“We regard Great Britain as a friend. Her Majesty’s flag, according to our traditional principles, covers enemy’s goods not contraband of war. Goods of Her Majesty’s subjects, not contraband of war, are exempt from confiscation, though found under a neutral or disloyal flag. No depredations shall be committed by our naval forces or by those of any of our citizens, so far as we can prevent it, upon the vessels or property of British subjects. Our blockade, being effective, must be respected[264].”
Thus Bancroft regards Seward’s proposals of April 24 as in part the result of humanitarian motives and in part as having a concealed purpose of Northern advantage. This last he calls a “trap.” And it is to be noted that in Seward’s final pledge to Adams the phrase “those of any of our citizens” reserves, for the North, since the negotiation had failed, the right to issue privateers on her own account. But Russell also, says Bancroft, was not “altogether artless and frank.” He had in view a British commercial advantage during the war, since if the United States respected the second and third articles of the Declaration of Paris, and “if Confederate privateers should roam the ocean and seize the ships and goods of citizens of the North, all the better for other commercial nations; for it would soon cause the commerce of the United States to be carried on under foreign flags, especially the British and French[265].” Ulterior motive is, therefore, ascribed to both parties in the negotiation, and that of Seward is treated as conceived at the moment when a policy of seeking European friendship was dominant at Washington, but with the hope of securing at least negative European support. Seward’s persistence after European recognition of Southern belligerency is regarded as a characteristic obstinacy without a clear view of possible resulting dangerous complications.

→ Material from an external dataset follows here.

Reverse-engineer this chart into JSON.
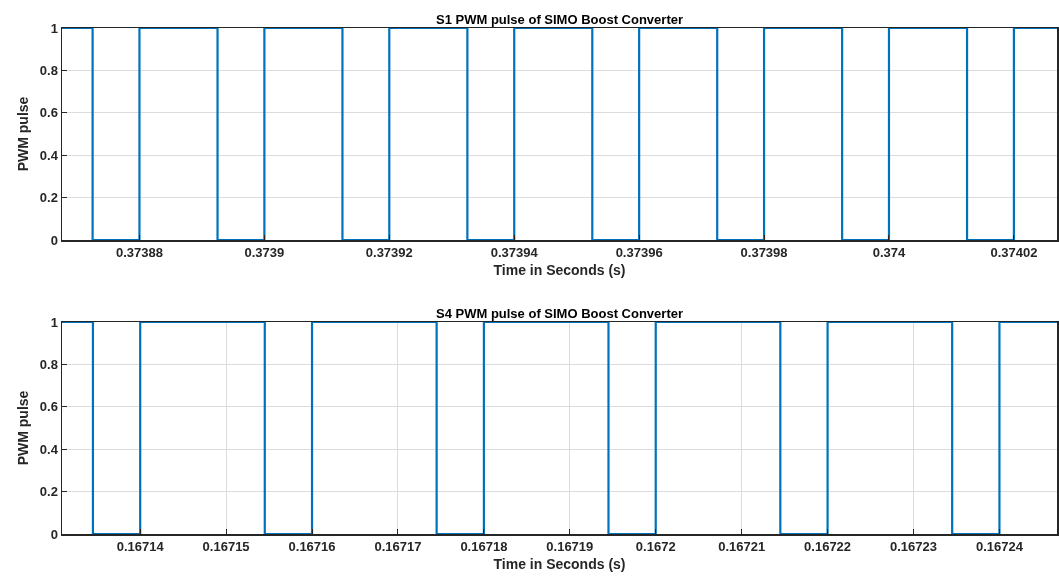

This view discredits the acumen of the American Secretary of State and it does not completely satisfy the third historian to examine the incident in detail. Nor does he agree on the basis of British policy. Charles Francis Adams, in his “Life” of his father, writing in 1899, followed in the main the view of his brother, Henry Adams. But in 1912 he reviewed the negotiation at great length with different conclusions[266]. His thesis is that the Declaration of Paris negotiation was an essential part of Seward’s “foreign war policy,” in that in case a treaty was signed with Great Britain and France and then those Powers refused to aid in the suppression of Southern privateering, or at least permitted them access to British and French ports, a good ground of complaint leading to war would be established. This was the ultimate ulterior purpose in Seward’s mind; the negotiation was but a method of fixing a quarrel on some foreign Power in case the United States should seek, as Seward desired, a cementing of the rift at home by a foreign war.